Integration of phospho-LCK (Tyr505) detection into comprehensive immune phenotyping workflows:

• Multiparameter flow cytometry strategies:

  • Surface marker panel suggestions:

    • T cell identification: CD3, CD4, CD8

    • Activation status: CD69, CD25, CD44, CD62L

    • Memory/naive subsets: CCR7, CD45RA/RO

  • Compatible fluorophores for phospho-LCK (Tyr505): PE or eFluor 660

  • Sample acquisition recommendation: minimum of 50,000 events in the T cell gate

• Mass cytometry (CyTOF) integration:

  • Metal-conjugated phospho-LCK (Tyr505) antibodies

  • Simultaneous detection of multiple phospho-epitopes in signaling pathways

  • Clustering algorithms to identify cellular subsets with distinct phosphorylation patterns

• Protocol optimization for multi-parameter analysis:

  • Sequential staining: surface markers → fixation/permeabilization → intracellular phospho-epitopes

  • Buffer compatibility testing to maintain epitope integrity

  • Careful fluorophore selection to minimize spectral overlap

• Data analysis considerations:

  • Phospho-flow gating strategies should account for shifts in fluorescence intensity

  • Normalization to unstimulated controls for each cell subset

  • Dimensionality reduction techniques (tSNE, UMAP) for visualization of complex datasets

• Experimental design:

  • Time-course analysis to capture phosphorylation dynamics

  • Dose-response studies with TCR stimulation or inhibitors

  • Integration with functional readouts (cytokine production, proliferation)

This multi-parameter approach allows researchers to correlate phospho-LCK (Tyr505) status with cellular phenotype, activation state, and functional outputs, providing a comprehensive view of T cell signaling in health and disease.

What are the current challenges and emerging solutions in quantifying Phospho-LCK (Tyr505) in primary T cells?

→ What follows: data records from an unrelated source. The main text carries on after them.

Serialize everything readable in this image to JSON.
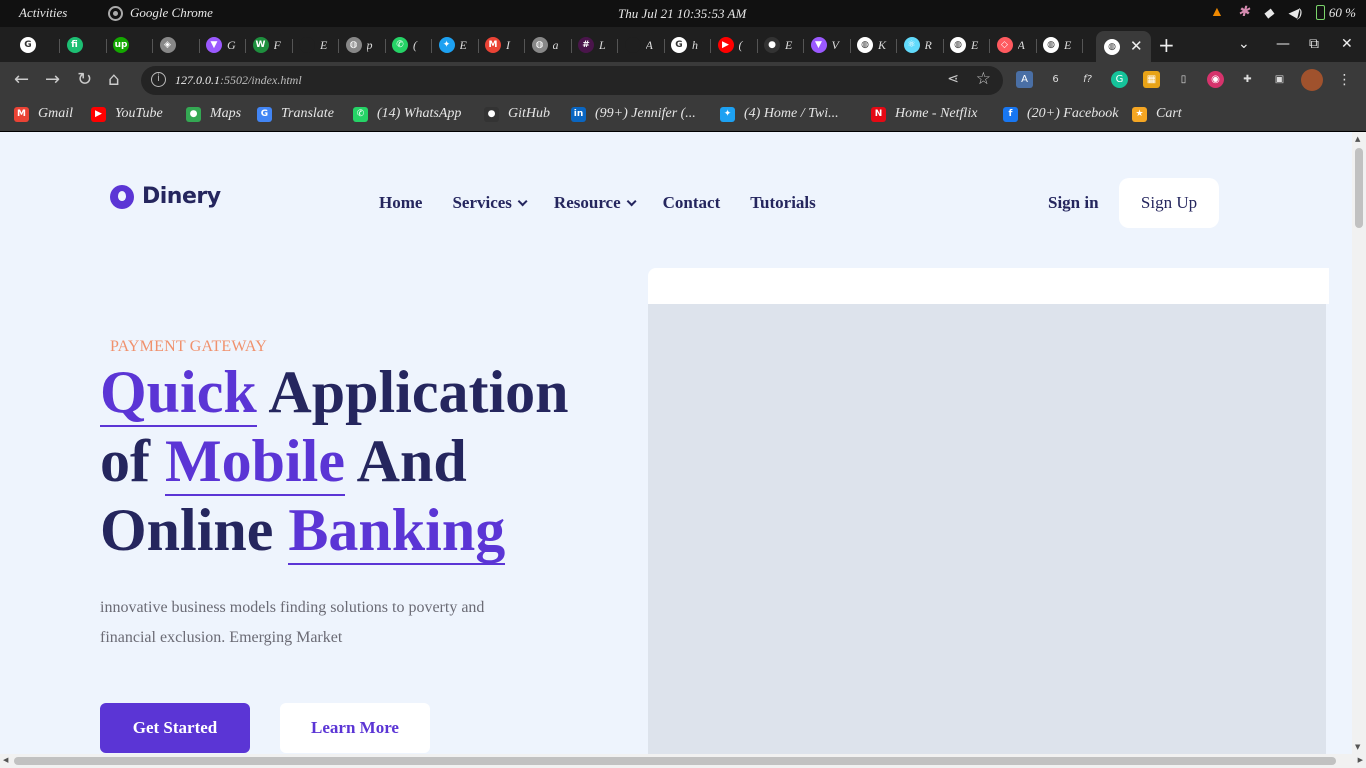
{
  "system": {
    "activities": "Activities",
    "app_name": "Google Chrome",
    "clock": "Thu Jul 21  10:35:53 AM",
    "battery": "60 %"
  },
  "tabs": [
    {
      "title": "",
      "icon": "google-icon",
      "color": "#ffffff"
    },
    {
      "title": "",
      "icon": "fiverr-icon",
      "color": "#1dbf73"
    },
    {
      "title": "",
      "icon": "upwork-icon",
      "color": "#14a800"
    },
    {
      "title": "",
      "icon": "app-icon",
      "color": "#888888"
    },
    {
      "title": "G",
      "icon": "vite-icon",
      "color": "#9b59ff"
    },
    {
      "title": "F",
      "icon": "webflow-icon",
      "color": "#1e8f3e"
    },
    {
      "title": "E",
      "icon": "blank-icon",
      "color": "#1f1f1f"
    },
    {
      "title": "p",
      "icon": "globe-icon",
      "color": "#888888"
    },
    {
      "title": "(",
      "icon": "whatsapp-icon",
      "color": "#25d366"
    },
    {
      "title": "E",
      "icon": "twitter-icon",
      "color": "#1da1f2"
    },
    {
      "title": "I",
      "icon": "gmail-icon",
      "color": "#ea4335"
    },
    {
      "title": "a",
      "icon": "globe-icon",
      "color": "#888888"
    },
    {
      "title": "L",
      "icon": "slack-icon",
      "color": "#4a154b"
    },
    {
      "title": "A",
      "icon": "blank-icon",
      "color": "#1f1f1f"
    },
    {
      "title": "h",
      "icon": "google-icon",
      "color": "#ffffff"
    },
    {
      "title": "(",
      "icon": "youtube-icon",
      "color": "#ff0000"
    },
    {
      "title": "E",
      "icon": "github-icon",
      "color": "#333333"
    },
    {
      "title": "V",
      "icon": "vite-icon",
      "color": "#9b59ff"
    },
    {
      "title": "K",
      "icon": "globe-icon",
      "color": "#ffffff"
    },
    {
      "title": "R",
      "icon": "react-icon",
      "color": "#61dafb"
    },
    {
      "title": "E",
      "icon": "globe-icon",
      "color": "#ffffff"
    },
    {
      "title": "A",
      "icon": "airbnb-icon",
      "color": "#ff5a5f"
    },
    {
      "title": "E",
      "icon": "globe-icon",
      "color": "#ffffff"
    }
  ],
  "active_tab": {
    "icon": "globe-icon",
    "close": "✕"
  },
  "browser": {
    "url_host": "127.0.0.1",
    "url_path": ":5502/index.html"
  },
  "bookmarks": [
    {
      "label": "Gmail",
      "icon": "gmail-icon",
      "color": "#ea4335",
      "glyph": "M"
    },
    {
      "label": "YouTube",
      "icon": "youtube-icon",
      "color": "#ff0000",
      "glyph": "▶"
    },
    {
      "label": "Maps",
      "icon": "maps-icon",
      "color": "#34a853",
      "glyph": "●"
    },
    {
      "label": "Translate",
      "icon": "translate-icon",
      "color": "#4285f4",
      "glyph": "G"
    },
    {
      "label": "(14) WhatsApp",
      "icon": "whatsapp-icon",
      "color": "#25d366",
      "glyph": "✆"
    },
    {
      "label": "GitHub",
      "icon": "github-icon",
      "color": "#333333",
      "glyph": "●"
    },
    {
      "label": "(99+) Jennifer (...",
      "icon": "linkedin-icon",
      "color": "#0a66c2",
      "glyph": "in"
    },
    {
      "label": "(4) Home / Twi...",
      "icon": "twitter-icon",
      "color": "#1da1f2",
      "glyph": "✦"
    },
    {
      "label": "Home - Netflix",
      "icon": "netflix-icon",
      "color": "#e50914",
      "glyph": "N"
    },
    {
      "label": "(20+) Facebook",
      "icon": "facebook-icon",
      "color": "#1877f2",
      "glyph": "f"
    },
    {
      "label": "Cart",
      "icon": "cart-icon",
      "color": "#f5a623",
      "glyph": "★"
    }
  ],
  "site": {
    "brand": "Dinery",
    "nav": [
      {
        "label": "Home",
        "dropdown": false
      },
      {
        "label": "Services",
        "dropdown": true
      },
      {
        "label": "Resource",
        "dropdown": true
      },
      {
        "label": "Contact",
        "dropdown": false
      },
      {
        "label": "Tutorials",
        "dropdown": false
      }
    ],
    "sign_in": "Sign in",
    "sign_up": "Sign Up",
    "eyebrow": "PAYMENT GATEWAY",
    "headline": {
      "w1": "Quick",
      "w2": "Application",
      "w3": "of",
      "w4": "Mobile",
      "w5": "And",
      "w6": "Online",
      "w7": "Banking"
    },
    "description": "innovative business models finding solutions to poverty and financial exclusion. Emerging Market",
    "primary_cta": "Get Started",
    "secondary_cta": "Learn More",
    "accent_color": "#5b35d5",
    "heading_color": "#25265e",
    "eyebrow_color": "#f0916d"
  }
}
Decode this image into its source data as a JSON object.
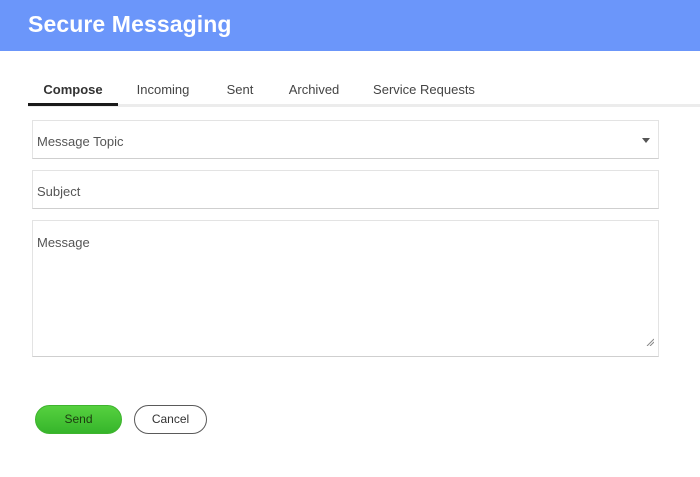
{
  "header": {
    "title": "Secure Messaging"
  },
  "tabs": [
    {
      "label": "Compose",
      "active": true
    },
    {
      "label": "Incoming",
      "active": false
    },
    {
      "label": "Sent",
      "active": false
    },
    {
      "label": "Archived",
      "active": false
    },
    {
      "label": "Service Requests",
      "active": false
    }
  ],
  "form": {
    "topic": {
      "placeholder": "Message Topic",
      "icon": "chevron-down-icon"
    },
    "subject": {
      "placeholder": "Subject"
    },
    "message": {
      "placeholder": "Message"
    }
  },
  "actions": {
    "send_label": "Send",
    "cancel_label": "Cancel"
  },
  "colors": {
    "header_bg": "#6b96fa",
    "active_tab_underline": "#1a1a1a",
    "send_button": "#45c236"
  }
}
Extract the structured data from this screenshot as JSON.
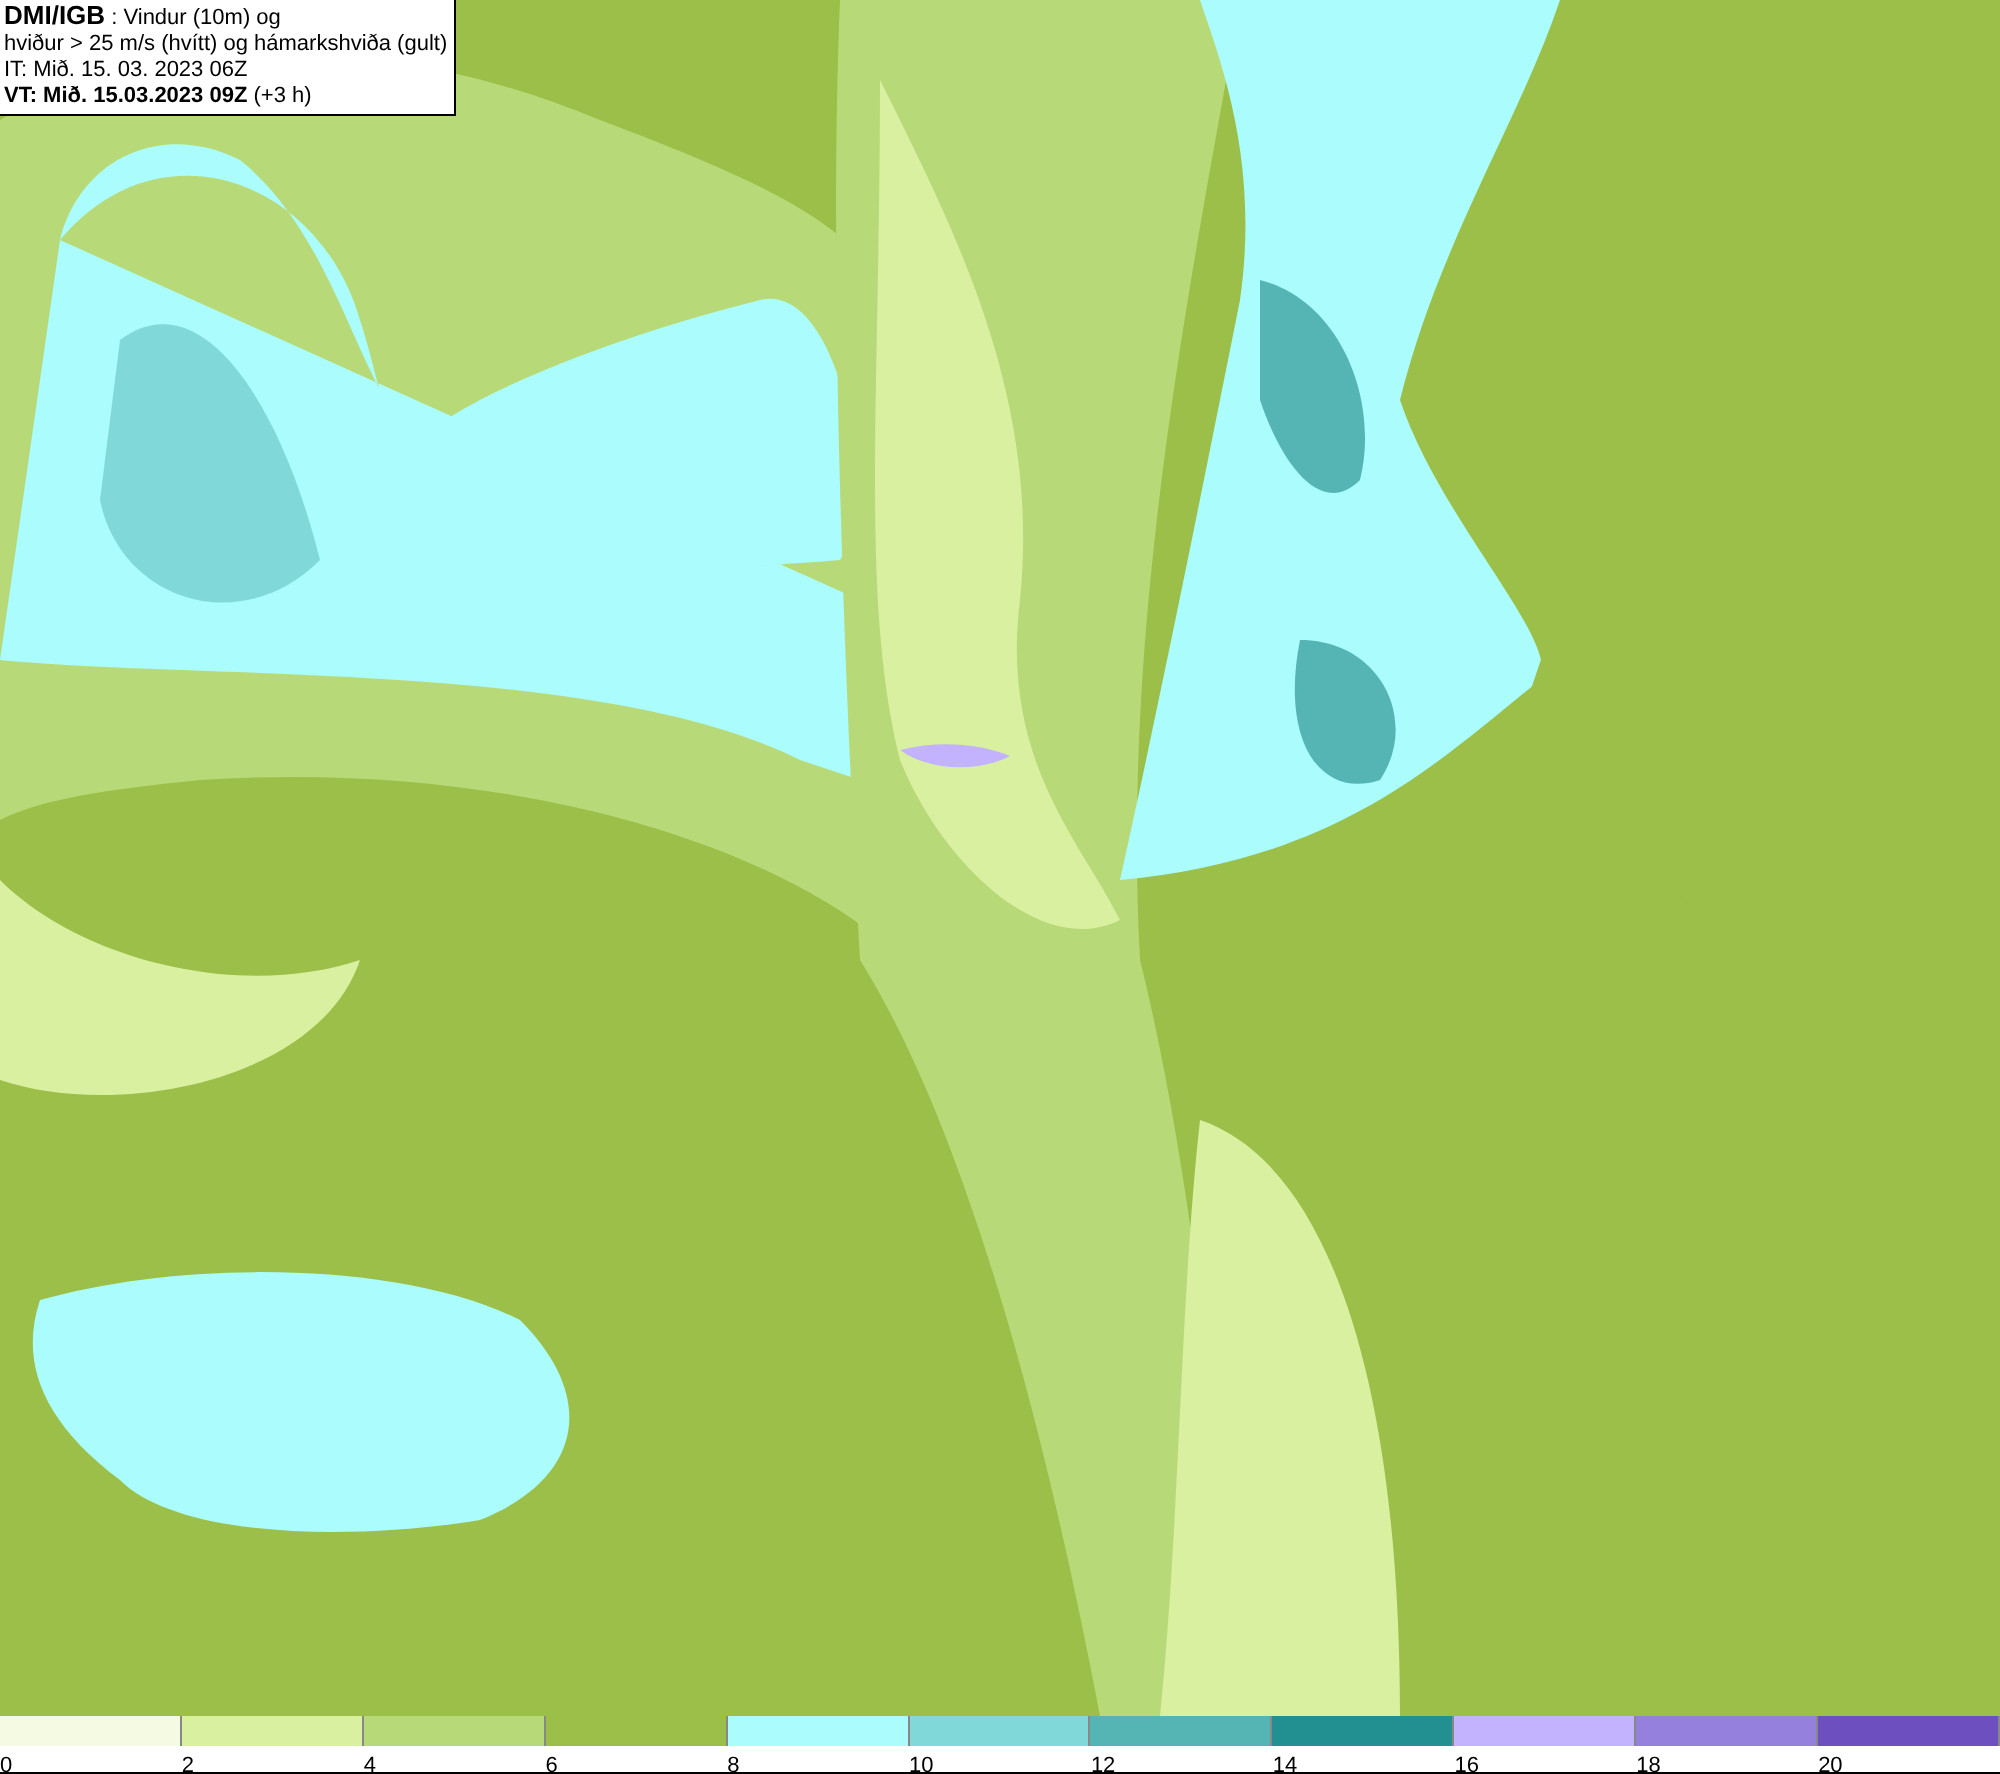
{
  "info_box": {
    "lines": [
      "**DMI/IGB** : Vindur (10m) og",
      "hviður > 25 m/s (hvítt) og hámarkshviða (gult)",
      "IT: Mið. 15. 03. 2023 06Z",
      "**VT: Mið. 15.03.2023 09Z** (+3 h)"
    ]
  },
  "legend": {
    "segments": [
      {
        "label": "0",
        "color": "#f5fbe3"
      },
      {
        "label": "2",
        "color": "#d9f0a0"
      },
      {
        "label": "4",
        "color": "#b8d978"
      },
      {
        "label": "6",
        "color": "#9bbf48"
      },
      {
        "label": "8",
        "color": "#abfcfc"
      },
      {
        "label": "10",
        "color": "#80d8d8"
      },
      {
        "label": "12",
        "color": "#55b5b5"
      },
      {
        "label": "14",
        "color": "#229090"
      },
      {
        "label": "16",
        "color": "#c3b3ff"
      },
      {
        "label": "18",
        "color": "#9580de"
      },
      {
        "label": "20",
        "color": "#6e4fbf"
      }
    ]
  }
}
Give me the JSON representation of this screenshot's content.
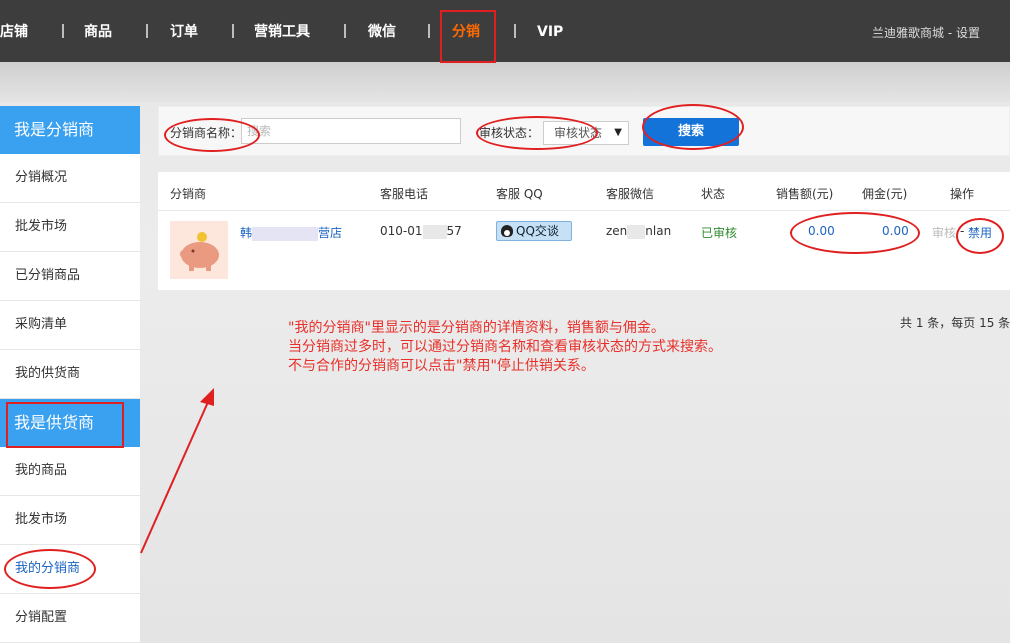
{
  "nav": {
    "items": [
      "店铺",
      "商品",
      "订单",
      "营销工具",
      "微信",
      "分销",
      "VIP"
    ],
    "active": "分销",
    "shop_link": "兰迪雅歌商城 - 设置"
  },
  "sidebar": {
    "section1": "我是分销商",
    "section1_items": [
      "分销概况",
      "批发市场",
      "已分销商品",
      "采购清单",
      "我的供货商"
    ],
    "section2": "我是供货商",
    "section2_items": [
      "我的商品",
      "批发市场",
      "我的分销商",
      "分销配置"
    ],
    "active_item": "我的分销商"
  },
  "search": {
    "name_label": "分销商名称：",
    "name_placeholder": "搜索",
    "status_label": "审核状态：",
    "status_value": "审核状态",
    "button": "搜索"
  },
  "table": {
    "headers": [
      "分销商",
      "客服电话",
      "客服 QQ",
      "客服微信",
      "状态",
      "销售额(元)",
      "佣金(元)",
      "操作"
    ],
    "rows": [
      {
        "name_start": "韩",
        "name_end": "营店",
        "phone_start": "010-01",
        "phone_end": "57",
        "qq_button": "QQ交谈",
        "wechat_start": "zen",
        "wechat_end": "nlan",
        "status": "已审核",
        "sales": "0.00",
        "commission": "0.00",
        "action_disabled": "审核",
        "action_sep": "-",
        "action": "禁用"
      }
    ]
  },
  "pager": "共 1 条，每页 15 条",
  "annotation": [
    "\"我的分销商\"里显示的是分销商的详情资料，销售额与佣金。",
    "当分销商过多时，可以通过分销商名称和查看审核状态的方式来搜索。",
    "不与合作的分销商可以点击\"禁用\"停止供销关系。"
  ],
  "colors": {
    "topbar": "#3d3d3d",
    "accent_orange": "#ff6a00",
    "sidebar_head": "#3aa0f0",
    "primary_button": "#1473d8",
    "status_green": "#2e8b2e",
    "link_blue": "#1b64c2",
    "annotation_red": "#e02020"
  }
}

Researchers face several challenges when quantifying phospho-LCK (Tyr505) in primary T cells:

Emerging methodological solutions include:

• Single-cell phospho-proteomics:

  • Integration with transcriptomics for correlation of phosphorylation with gene expression

  • Microfluidic approaches for miniaturized analysis of limited samples

• In situ detection approaches:

  • Tissue section analysis with multiplexed immunofluorescence

  • Spatial transcriptomics combined with phospho-protein detection

• Computational methods:

  • Machine learning algorithms for automated identification of phosphorylation patterns

  • Network analysis to integrate phospho-LCK (Tyr505) status with downstream signaling events

• Protocol enhancements:

  • Optimized fixation buffers that better preserve physiological phosphorylation states

  • Phosphatase inhibitor cocktails tailored to T cell signaling pathways

• Validation frameworks:

  • Integration of multiple detection platforms for cross-validation

  • Development of standardized control samples for inter-laboratory reproducibility

These methodological advances are helping overcome the technical challenges associated with accurate quantification of phospho-LCK (Tyr505) in primary T cells, enabling more physiologically relevant insights into T cell signaling dynamics.